The information provided by the map sheets, pamphlet, and data catalog has a broad range of applications. High-resolution bathymetry, acoustic backscatter, ground-truth-surveying imagery, and habitat mapping all contribute to habitat characterization and ecosystem-based management by providing essential data for delineation of marine protected areas and ecosystem restoration. Many of the maps provide high-resolution baselines that will be critical for monitoring environmental change associated with climate change, coastal development, or other forcings. High-resolution bathymetry is a critical component for modeling coastal flooding caused by storms and tsunamis, as well as inundation associated with longer term sea-level rise.

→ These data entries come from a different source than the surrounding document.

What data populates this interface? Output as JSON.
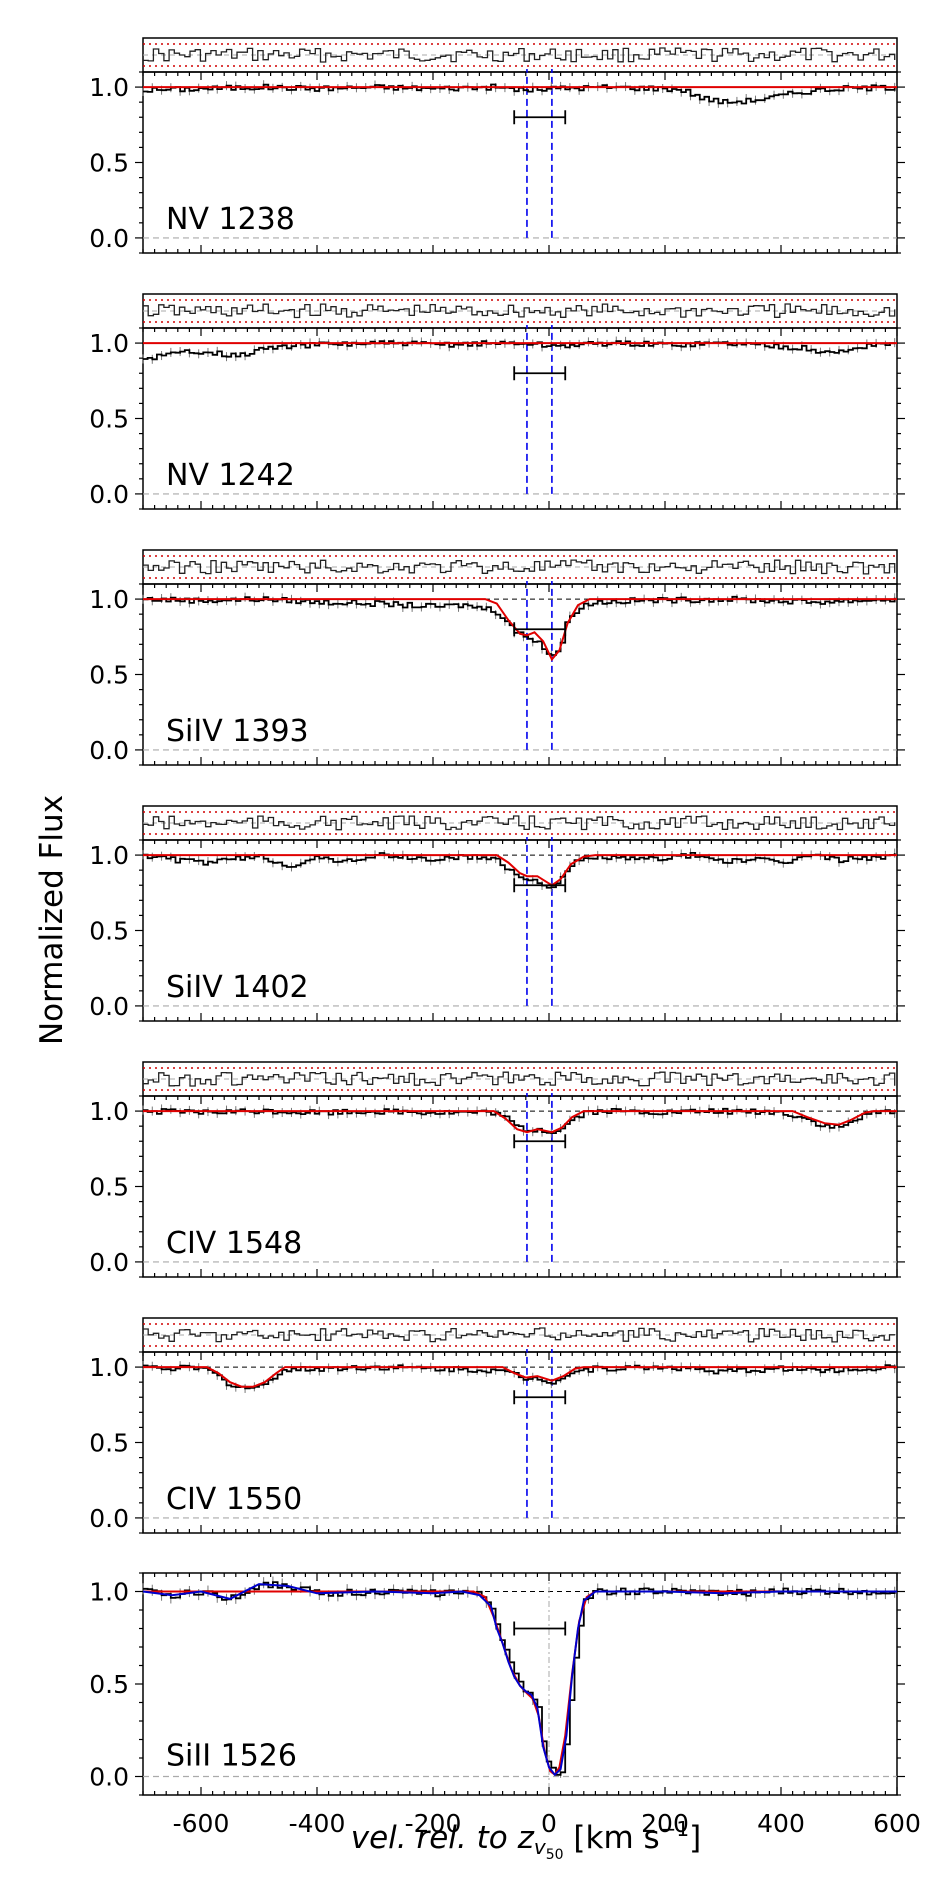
{
  "chart_data": {
    "type": "line",
    "ylabel": "Normalized Flux",
    "xlabel_parts": {
      "italic": "vel. rel. to z",
      "sub": "v",
      "subsub": "50",
      "unit_pre": " [km s",
      "sup": "−1",
      "unit_post": "]"
    },
    "xlim": [
      -700,
      600
    ],
    "xticks": [
      -600,
      -400,
      -200,
      0,
      200,
      400,
      600
    ],
    "xtick_labels": [
      "-600",
      "-400",
      "-200",
      "0",
      "200",
      "400",
      "600"
    ],
    "ylim": [
      -0.1,
      1.1
    ],
    "yticks": [
      0.0,
      0.5,
      1.0
    ],
    "ytick_labels": [
      "0.0",
      "0.5",
      "1.0"
    ],
    "component_velocities": [
      -38,
      5
    ],
    "velocity_interval": [
      -60,
      28
    ],
    "colors": {
      "data": "#000000",
      "error": "#777777",
      "fit": "#e00000",
      "fit_low_ion": "#0000cc",
      "components": "#0000ee",
      "residual_band": "#d00000",
      "zero_line": "#aaaaaa"
    },
    "panels": [
      {
        "label": "NV 1238",
        "bar_y": 0.8,
        "continuum": 1.0,
        "profile": [
          [
            -700,
            0.98
          ],
          [
            -600,
            0.99
          ],
          [
            -500,
            1.0
          ],
          [
            -400,
            0.99
          ],
          [
            -300,
            1.0
          ],
          [
            -200,
            0.99
          ],
          [
            -100,
            1.0
          ],
          [
            -40,
            0.98
          ],
          [
            0,
            0.99
          ],
          [
            100,
            1.0
          ],
          [
            200,
            0.99
          ],
          [
            230,
            0.98
          ],
          [
            260,
            0.93
          ],
          [
            300,
            0.9
          ],
          [
            340,
            0.91
          ],
          [
            380,
            0.93
          ],
          [
            420,
            0.96
          ],
          [
            460,
            0.98
          ],
          [
            500,
            0.99
          ],
          [
            600,
            1.0
          ]
        ],
        "fit": []
      },
      {
        "label": "NV 1242",
        "bar_y": 0.8,
        "continuum": 1.0,
        "profile": [
          [
            -700,
            0.9
          ],
          [
            -660,
            0.92
          ],
          [
            -620,
            0.95
          ],
          [
            -580,
            0.94
          ],
          [
            -540,
            0.91
          ],
          [
            -500,
            0.96
          ],
          [
            -450,
            0.98
          ],
          [
            -400,
            0.99
          ],
          [
            -300,
            1.0
          ],
          [
            -200,
            0.99
          ],
          [
            -100,
            1.0
          ],
          [
            -40,
            1.0
          ],
          [
            0,
            0.98
          ],
          [
            100,
            1.0
          ],
          [
            200,
            0.99
          ],
          [
            300,
            1.0
          ],
          [
            400,
            0.98
          ],
          [
            450,
            0.96
          ],
          [
            480,
            0.93
          ],
          [
            510,
            0.95
          ],
          [
            550,
            0.99
          ],
          [
            600,
            1.0
          ]
        ],
        "fit": []
      },
      {
        "label": "SiIV 1393",
        "bar_y": 0.8,
        "continuum": 1.0,
        "profile": [
          [
            -700,
            1.0
          ],
          [
            -600,
            0.99
          ],
          [
            -500,
            1.0
          ],
          [
            -400,
            0.98
          ],
          [
            -300,
            0.97
          ],
          [
            -200,
            0.95
          ],
          [
            -150,
            0.96
          ],
          [
            -100,
            0.93
          ],
          [
            -80,
            0.88
          ],
          [
            -60,
            0.78
          ],
          [
            -40,
            0.75
          ],
          [
            -20,
            0.72
          ],
          [
            0,
            0.62
          ],
          [
            10,
            0.64
          ],
          [
            20,
            0.72
          ],
          [
            30,
            0.86
          ],
          [
            50,
            0.95
          ],
          [
            80,
            0.98
          ],
          [
            150,
            0.99
          ],
          [
            300,
            1.0
          ],
          [
            450,
            0.98
          ],
          [
            600,
            1.0
          ]
        ],
        "fit": [
          [
            -700,
            1.0
          ],
          [
            -110,
            1.0
          ],
          [
            -90,
            0.97
          ],
          [
            -70,
            0.86
          ],
          [
            -50,
            0.77
          ],
          [
            -38,
            0.76
          ],
          [
            -25,
            0.78
          ],
          [
            -10,
            0.72
          ],
          [
            5,
            0.6
          ],
          [
            18,
            0.66
          ],
          [
            32,
            0.84
          ],
          [
            50,
            0.96
          ],
          [
            70,
            1.0
          ],
          [
            600,
            1.0
          ]
        ]
      },
      {
        "label": "SiIV 1402",
        "bar_y": 0.8,
        "continuum": 1.0,
        "profile": [
          [
            -700,
            1.0
          ],
          [
            -650,
            0.97
          ],
          [
            -600,
            0.95
          ],
          [
            -550,
            0.97
          ],
          [
            -500,
            0.99
          ],
          [
            -450,
            0.93
          ],
          [
            -400,
            0.98
          ],
          [
            -350,
            0.96
          ],
          [
            -300,
            1.0
          ],
          [
            -200,
            0.97
          ],
          [
            -150,
            0.99
          ],
          [
            -100,
            0.98
          ],
          [
            -80,
            0.93
          ],
          [
            -60,
            0.87
          ],
          [
            -40,
            0.84
          ],
          [
            -20,
            0.83
          ],
          [
            0,
            0.78
          ],
          [
            20,
            0.84
          ],
          [
            40,
            0.95
          ],
          [
            80,
            0.99
          ],
          [
            150,
            0.97
          ],
          [
            250,
            1.0
          ],
          [
            300,
            0.96
          ],
          [
            350,
            0.97
          ],
          [
            400,
            0.95
          ],
          [
            450,
            1.0
          ],
          [
            500,
            0.97
          ],
          [
            600,
            1.0
          ]
        ],
        "fit": [
          [
            -700,
            1.0
          ],
          [
            -90,
            1.0
          ],
          [
            -70,
            0.95
          ],
          [
            -50,
            0.88
          ],
          [
            -38,
            0.86
          ],
          [
            -20,
            0.86
          ],
          [
            5,
            0.8
          ],
          [
            20,
            0.84
          ],
          [
            38,
            0.94
          ],
          [
            60,
            0.99
          ],
          [
            80,
            1.0
          ],
          [
            600,
            1.0
          ]
        ]
      },
      {
        "label": "CIV 1548",
        "bar_y": 0.8,
        "continuum": 1.0,
        "profile": [
          [
            -700,
            1.0
          ],
          [
            -600,
            0.99
          ],
          [
            -500,
            1.0
          ],
          [
            -400,
            0.99
          ],
          [
            -300,
            1.0
          ],
          [
            -200,
            0.99
          ],
          [
            -100,
            0.99
          ],
          [
            -80,
            0.96
          ],
          [
            -60,
            0.9
          ],
          [
            -40,
            0.87
          ],
          [
            -20,
            0.88
          ],
          [
            0,
            0.86
          ],
          [
            20,
            0.88
          ],
          [
            35,
            0.94
          ],
          [
            60,
            0.99
          ],
          [
            100,
            1.0
          ],
          [
            200,
            0.99
          ],
          [
            300,
            1.0
          ],
          [
            400,
            0.99
          ],
          [
            440,
            0.95
          ],
          [
            470,
            0.9
          ],
          [
            500,
            0.89
          ],
          [
            530,
            0.95
          ],
          [
            560,
            0.99
          ],
          [
            600,
            1.0
          ]
        ],
        "fit": [
          [
            -700,
            1.0
          ],
          [
            -95,
            1.0
          ],
          [
            -75,
            0.95
          ],
          [
            -55,
            0.88
          ],
          [
            -38,
            0.86
          ],
          [
            -20,
            0.88
          ],
          [
            5,
            0.86
          ],
          [
            22,
            0.89
          ],
          [
            40,
            0.96
          ],
          [
            60,
            1.0
          ],
          [
            420,
            1.0
          ],
          [
            445,
            0.96
          ],
          [
            475,
            0.92
          ],
          [
            500,
            0.91
          ],
          [
            520,
            0.94
          ],
          [
            545,
            0.99
          ],
          [
            560,
            1.0
          ],
          [
            600,
            1.0
          ]
        ]
      },
      {
        "label": "CIV 1550",
        "bar_y": 0.8,
        "continuum": 1.0,
        "profile": [
          [
            -700,
            1.0
          ],
          [
            -600,
            0.99
          ],
          [
            -580,
            0.96
          ],
          [
            -560,
            0.9
          ],
          [
            -540,
            0.87
          ],
          [
            -520,
            0.86
          ],
          [
            -500,
            0.87
          ],
          [
            -480,
            0.93
          ],
          [
            -460,
            0.98
          ],
          [
            -400,
            0.99
          ],
          [
            -300,
            1.0
          ],
          [
            -200,
            0.99
          ],
          [
            -100,
            0.98
          ],
          [
            -60,
            0.95
          ],
          [
            -40,
            0.92
          ],
          [
            -20,
            0.93
          ],
          [
            0,
            0.9
          ],
          [
            20,
            0.93
          ],
          [
            40,
            0.97
          ],
          [
            80,
            0.99
          ],
          [
            200,
            1.0
          ],
          [
            300,
            0.97
          ],
          [
            400,
            0.99
          ],
          [
            500,
            0.98
          ],
          [
            600,
            1.0
          ]
        ],
        "fit": [
          [
            -700,
            1.0
          ],
          [
            -590,
            1.0
          ],
          [
            -570,
            0.96
          ],
          [
            -550,
            0.9
          ],
          [
            -530,
            0.87
          ],
          [
            -510,
            0.87
          ],
          [
            -490,
            0.9
          ],
          [
            -470,
            0.96
          ],
          [
            -455,
            1.0
          ],
          [
            -80,
            1.0
          ],
          [
            -60,
            0.96
          ],
          [
            -40,
            0.93
          ],
          [
            -20,
            0.94
          ],
          [
            5,
            0.91
          ],
          [
            25,
            0.94
          ],
          [
            45,
            0.99
          ],
          [
            60,
            1.0
          ],
          [
            600,
            1.0
          ]
        ]
      },
      {
        "label": "SiII 1526",
        "bar_y": 0.8,
        "continuum": 1.0,
        "profile": [
          [
            -700,
            1.0
          ],
          [
            -650,
            0.98
          ],
          [
            -600,
            1.0
          ],
          [
            -550,
            0.96
          ],
          [
            -500,
            1.04
          ],
          [
            -450,
            1.03
          ],
          [
            -400,
            0.99
          ],
          [
            -300,
            1.0
          ],
          [
            -200,
            0.99
          ],
          [
            -150,
            1.0
          ],
          [
            -120,
            0.98
          ],
          [
            -100,
            0.92
          ],
          [
            -90,
            0.8
          ],
          [
            -80,
            0.72
          ],
          [
            -70,
            0.62
          ],
          [
            -60,
            0.54
          ],
          [
            -50,
            0.49
          ],
          [
            -40,
            0.46
          ],
          [
            -30,
            0.44
          ],
          [
            -20,
            0.37
          ],
          [
            -10,
            0.16
          ],
          [
            0,
            0.05
          ],
          [
            10,
            0.01
          ],
          [
            20,
            0.04
          ],
          [
            30,
            0.22
          ],
          [
            40,
            0.55
          ],
          [
            50,
            0.8
          ],
          [
            60,
            0.95
          ],
          [
            80,
            1.0
          ],
          [
            200,
            1.0
          ],
          [
            300,
            0.99
          ],
          [
            400,
            1.0
          ],
          [
            500,
            1.0
          ],
          [
            600,
            1.0
          ]
        ],
        "fit": [
          [
            -700,
            1.0
          ],
          [
            -130,
            1.0
          ],
          [
            -110,
            0.97
          ],
          [
            -95,
            0.86
          ],
          [
            -80,
            0.72
          ],
          [
            -65,
            0.58
          ],
          [
            -50,
            0.49
          ],
          [
            -38,
            0.45
          ],
          [
            -28,
            0.42
          ],
          [
            -18,
            0.33
          ],
          [
            -8,
            0.14
          ],
          [
            2,
            0.03
          ],
          [
            10,
            0.01
          ],
          [
            18,
            0.05
          ],
          [
            28,
            0.22
          ],
          [
            40,
            0.56
          ],
          [
            52,
            0.84
          ],
          [
            65,
            0.97
          ],
          [
            80,
            1.0
          ],
          [
            600,
            1.0
          ]
        ]
      }
    ]
  }
}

Seismic-reflection and bathymetric data help characterize earthquake and tsunami sources, critical for natural-hazard assessments of coastal zones. Information on sediment distribution and thickness is essential to the understanding of local and regional sediment transport, as well as the development of regional sediment-management plans. In addition, siting of any new offshore infrastructure (for example, pipelines, cables, or renewable-energy facilities) will depend on high-resolution mapping. Finally, this mapping will both stimulate and enable new scientific research and also raise public awareness of, and education about, coastal environments and issues.
Web services were created using an ArcGIS service definition file. The ArcGIS REST service and OGC WMS service include all Bolinas to Pescadero Region data layers. Data layers are symbolized as shown on the associated map sheets.
Interpretation and polygon delineation of habitats performed at scales from 1:2000 to 1:5000.